Circle of Blue last week published a special report on how a North Carolina community is struggling to recover from repeated floods. Fair Bluff, some 75 miles west of the Atlantic coast, was flooded with four feet of water in October 2016 during Hurricane Matthew.

At least 71 homes and an apartment complex were ruined. It was the largest flood in the historical record — a distinction it would not hold for long. History repeated last September when Hurricane Florence, which broke rainfall records across the Carolinas, flooded the same properties again. The water on Main Street rose a few inches higher than during Matthew. The only business to have reopened in the flood zone is the U.S. Post Office.

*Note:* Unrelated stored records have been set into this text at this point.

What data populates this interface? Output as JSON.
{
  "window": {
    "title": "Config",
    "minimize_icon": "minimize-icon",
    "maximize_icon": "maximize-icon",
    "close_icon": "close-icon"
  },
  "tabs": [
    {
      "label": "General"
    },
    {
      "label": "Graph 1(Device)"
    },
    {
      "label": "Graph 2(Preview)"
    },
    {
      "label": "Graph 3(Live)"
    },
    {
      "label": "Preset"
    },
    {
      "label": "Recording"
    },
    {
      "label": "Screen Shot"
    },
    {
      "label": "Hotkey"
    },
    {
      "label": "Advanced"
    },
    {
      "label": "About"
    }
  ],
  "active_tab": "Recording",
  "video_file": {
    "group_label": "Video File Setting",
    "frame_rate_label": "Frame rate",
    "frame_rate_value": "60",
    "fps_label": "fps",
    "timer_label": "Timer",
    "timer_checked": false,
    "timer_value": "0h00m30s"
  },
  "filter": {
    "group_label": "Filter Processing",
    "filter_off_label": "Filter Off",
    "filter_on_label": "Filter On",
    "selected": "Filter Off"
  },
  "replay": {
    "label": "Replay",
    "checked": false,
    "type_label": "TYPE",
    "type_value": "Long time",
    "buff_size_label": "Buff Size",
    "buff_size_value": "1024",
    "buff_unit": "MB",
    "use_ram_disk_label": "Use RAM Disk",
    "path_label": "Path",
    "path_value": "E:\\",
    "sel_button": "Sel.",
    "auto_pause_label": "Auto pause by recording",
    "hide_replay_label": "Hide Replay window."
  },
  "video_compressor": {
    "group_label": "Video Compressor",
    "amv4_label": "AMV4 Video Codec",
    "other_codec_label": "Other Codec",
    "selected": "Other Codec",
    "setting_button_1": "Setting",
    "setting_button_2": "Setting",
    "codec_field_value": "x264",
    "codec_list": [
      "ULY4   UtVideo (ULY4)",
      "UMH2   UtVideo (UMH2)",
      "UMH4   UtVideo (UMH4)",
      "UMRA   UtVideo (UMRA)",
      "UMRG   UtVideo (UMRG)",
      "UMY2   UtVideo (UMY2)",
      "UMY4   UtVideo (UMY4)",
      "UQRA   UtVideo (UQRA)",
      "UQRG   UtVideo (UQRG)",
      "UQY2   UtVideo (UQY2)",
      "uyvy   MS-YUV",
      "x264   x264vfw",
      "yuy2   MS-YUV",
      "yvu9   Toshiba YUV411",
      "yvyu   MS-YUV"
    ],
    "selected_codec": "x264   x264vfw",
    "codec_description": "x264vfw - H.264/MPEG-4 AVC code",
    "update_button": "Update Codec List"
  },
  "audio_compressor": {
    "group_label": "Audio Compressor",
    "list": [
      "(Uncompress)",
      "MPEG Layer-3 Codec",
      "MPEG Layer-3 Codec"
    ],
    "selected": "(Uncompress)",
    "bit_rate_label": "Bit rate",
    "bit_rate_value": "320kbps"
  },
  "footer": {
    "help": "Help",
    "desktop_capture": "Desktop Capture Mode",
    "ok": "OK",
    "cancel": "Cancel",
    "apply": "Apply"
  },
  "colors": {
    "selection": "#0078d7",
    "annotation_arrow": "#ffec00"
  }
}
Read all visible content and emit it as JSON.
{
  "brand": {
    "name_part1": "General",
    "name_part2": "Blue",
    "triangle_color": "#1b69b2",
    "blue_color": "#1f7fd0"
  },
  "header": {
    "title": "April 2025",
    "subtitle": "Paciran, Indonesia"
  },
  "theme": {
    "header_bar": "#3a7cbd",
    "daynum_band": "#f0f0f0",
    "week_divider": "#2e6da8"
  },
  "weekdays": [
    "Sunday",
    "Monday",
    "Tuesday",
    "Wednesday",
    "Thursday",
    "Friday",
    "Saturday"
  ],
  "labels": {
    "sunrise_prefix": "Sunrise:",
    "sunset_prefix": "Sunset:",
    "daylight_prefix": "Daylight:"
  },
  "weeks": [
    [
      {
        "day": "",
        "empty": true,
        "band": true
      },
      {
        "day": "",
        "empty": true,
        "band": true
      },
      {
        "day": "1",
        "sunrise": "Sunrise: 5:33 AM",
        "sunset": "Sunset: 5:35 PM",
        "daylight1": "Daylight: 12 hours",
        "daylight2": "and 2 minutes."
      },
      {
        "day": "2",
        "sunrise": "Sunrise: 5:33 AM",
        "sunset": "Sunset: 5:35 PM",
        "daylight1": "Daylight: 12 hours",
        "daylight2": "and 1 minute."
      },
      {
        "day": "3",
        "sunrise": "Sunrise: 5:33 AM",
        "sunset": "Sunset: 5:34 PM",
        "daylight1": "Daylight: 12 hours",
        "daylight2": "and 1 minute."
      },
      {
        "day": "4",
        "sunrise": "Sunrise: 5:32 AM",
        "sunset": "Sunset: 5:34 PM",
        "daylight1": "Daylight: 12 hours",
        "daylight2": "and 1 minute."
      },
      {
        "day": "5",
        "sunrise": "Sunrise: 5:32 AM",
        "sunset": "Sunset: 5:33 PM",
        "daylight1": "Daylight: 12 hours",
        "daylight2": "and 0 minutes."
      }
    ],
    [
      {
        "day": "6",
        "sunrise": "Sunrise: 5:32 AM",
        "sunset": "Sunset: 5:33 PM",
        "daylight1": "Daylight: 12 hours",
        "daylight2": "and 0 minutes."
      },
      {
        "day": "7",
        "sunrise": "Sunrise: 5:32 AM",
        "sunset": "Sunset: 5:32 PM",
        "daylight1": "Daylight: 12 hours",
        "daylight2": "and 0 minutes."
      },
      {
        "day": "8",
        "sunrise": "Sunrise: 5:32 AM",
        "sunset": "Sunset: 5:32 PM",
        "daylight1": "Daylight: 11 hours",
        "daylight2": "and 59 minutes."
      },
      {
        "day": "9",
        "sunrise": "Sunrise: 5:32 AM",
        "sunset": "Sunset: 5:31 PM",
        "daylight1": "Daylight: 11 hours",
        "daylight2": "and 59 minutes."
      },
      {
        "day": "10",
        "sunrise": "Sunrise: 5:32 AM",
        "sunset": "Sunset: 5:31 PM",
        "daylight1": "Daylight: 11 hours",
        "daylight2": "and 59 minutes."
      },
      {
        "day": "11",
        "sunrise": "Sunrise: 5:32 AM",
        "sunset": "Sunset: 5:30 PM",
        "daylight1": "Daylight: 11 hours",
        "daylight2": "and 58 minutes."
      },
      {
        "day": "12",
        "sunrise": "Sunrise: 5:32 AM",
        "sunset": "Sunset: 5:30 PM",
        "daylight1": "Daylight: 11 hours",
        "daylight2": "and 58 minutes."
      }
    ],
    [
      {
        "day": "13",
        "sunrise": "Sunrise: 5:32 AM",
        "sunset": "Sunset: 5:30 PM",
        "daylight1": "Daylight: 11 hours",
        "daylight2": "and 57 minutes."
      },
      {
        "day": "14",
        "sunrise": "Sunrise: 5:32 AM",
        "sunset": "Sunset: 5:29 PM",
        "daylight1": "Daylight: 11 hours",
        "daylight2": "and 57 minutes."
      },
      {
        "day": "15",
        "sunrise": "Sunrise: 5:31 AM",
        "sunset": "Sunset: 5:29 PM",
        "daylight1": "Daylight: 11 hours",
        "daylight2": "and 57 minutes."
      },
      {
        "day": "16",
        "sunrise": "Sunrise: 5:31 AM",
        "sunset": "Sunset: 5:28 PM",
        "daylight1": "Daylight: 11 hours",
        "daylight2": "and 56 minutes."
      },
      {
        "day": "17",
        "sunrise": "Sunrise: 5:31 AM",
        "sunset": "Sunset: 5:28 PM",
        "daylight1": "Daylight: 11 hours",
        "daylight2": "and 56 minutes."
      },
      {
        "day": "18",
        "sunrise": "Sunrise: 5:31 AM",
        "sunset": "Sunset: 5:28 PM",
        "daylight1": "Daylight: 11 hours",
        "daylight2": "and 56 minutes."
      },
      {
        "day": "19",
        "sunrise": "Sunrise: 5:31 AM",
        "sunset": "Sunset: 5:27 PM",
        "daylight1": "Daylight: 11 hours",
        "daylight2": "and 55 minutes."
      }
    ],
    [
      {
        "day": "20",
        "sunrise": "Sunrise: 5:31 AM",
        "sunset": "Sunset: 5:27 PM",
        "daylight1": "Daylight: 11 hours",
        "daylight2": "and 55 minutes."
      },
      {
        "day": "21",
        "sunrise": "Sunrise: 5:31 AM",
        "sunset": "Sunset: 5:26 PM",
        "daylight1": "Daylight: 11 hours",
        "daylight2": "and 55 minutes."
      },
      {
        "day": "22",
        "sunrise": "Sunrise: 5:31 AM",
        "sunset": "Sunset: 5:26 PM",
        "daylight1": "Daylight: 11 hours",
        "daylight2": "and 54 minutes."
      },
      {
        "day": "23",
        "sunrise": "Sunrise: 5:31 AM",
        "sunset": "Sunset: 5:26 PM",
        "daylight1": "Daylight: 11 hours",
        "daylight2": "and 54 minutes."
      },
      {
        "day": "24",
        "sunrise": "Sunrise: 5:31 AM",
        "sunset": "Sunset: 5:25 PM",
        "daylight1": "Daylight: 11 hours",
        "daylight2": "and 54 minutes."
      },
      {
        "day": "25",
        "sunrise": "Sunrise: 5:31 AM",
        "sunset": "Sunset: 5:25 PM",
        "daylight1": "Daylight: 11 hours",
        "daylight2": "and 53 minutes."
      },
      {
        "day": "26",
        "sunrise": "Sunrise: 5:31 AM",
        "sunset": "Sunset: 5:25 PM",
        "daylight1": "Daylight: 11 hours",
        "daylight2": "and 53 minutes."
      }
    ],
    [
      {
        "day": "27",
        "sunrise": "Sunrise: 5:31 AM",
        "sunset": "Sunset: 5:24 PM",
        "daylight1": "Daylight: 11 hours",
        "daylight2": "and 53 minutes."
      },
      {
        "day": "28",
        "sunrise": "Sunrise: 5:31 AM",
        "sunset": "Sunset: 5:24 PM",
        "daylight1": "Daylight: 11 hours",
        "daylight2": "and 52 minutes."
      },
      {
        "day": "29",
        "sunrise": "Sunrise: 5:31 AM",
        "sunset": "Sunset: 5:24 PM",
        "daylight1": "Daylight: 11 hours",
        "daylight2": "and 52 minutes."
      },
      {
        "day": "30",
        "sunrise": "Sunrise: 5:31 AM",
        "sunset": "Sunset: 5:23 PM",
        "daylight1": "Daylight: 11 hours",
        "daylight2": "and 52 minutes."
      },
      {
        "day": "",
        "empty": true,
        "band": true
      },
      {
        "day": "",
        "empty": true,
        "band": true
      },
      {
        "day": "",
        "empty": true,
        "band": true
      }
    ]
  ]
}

The damage accelerated a residential exodus that was already in motion. Fair Bluff’s population peaked two decades ago at just under 1,200. After that, the decline was slow and steady, due in large part to economic and technological changes that are suffocating America’s rural communities. Those changes include industrial mechanization, shuttered factories and processing plants, the appeal of metropolitan areas, and the rise of e-commerce. Right before the floods, about 900 people called Fair Bluff home. Today, after displacement from the storms, about 600 remain.

In a dynamic era of more powerful storms and withering droughts, rural communities are on the front lines of newly hazardous terrain. During California’s historic five-year drought that ended in 2017, thousands of rural wells went dry. Today, in the Mississippi River basin, breached levees have flooded small towns in Arkansas, Iowa, Missouri, Nebraska, and Oklahoma. At the same time, many rural communities are in the throes of a disruptive demographic transition. People are aging, populations are contracting, and the burden of maintaining roads, sewage facilities, and drinking water treatment plants that were designed for more inhabitants is falling to a smaller number of people.

The twin disasters in Fair Bluff are the latest page in this story of rural tumult. Several residents called their birth place a “dead town.” Al Leonard, the part-time town manager, said that Fair Bluff residents do not have the financial reserves to bring about recovery on their own. “The recovery in Fair Bluff will go as far as someone else’s money will take us,” he said.

So far, the town is surviving on the generosity of others. State and federal agencies have pledged $28.5 million to help with housing, the sewer system, and public buildings. There is now talk of moving the downtown business district to higher ground.

“We’re the poster child right now for destruction,” Leonard reflected. “Maybe we’ll get you back in three or four years and show you a park where there used to be a downtown.”

Fair Bluff, in the end, may have to tear itself down before it can build itself back up.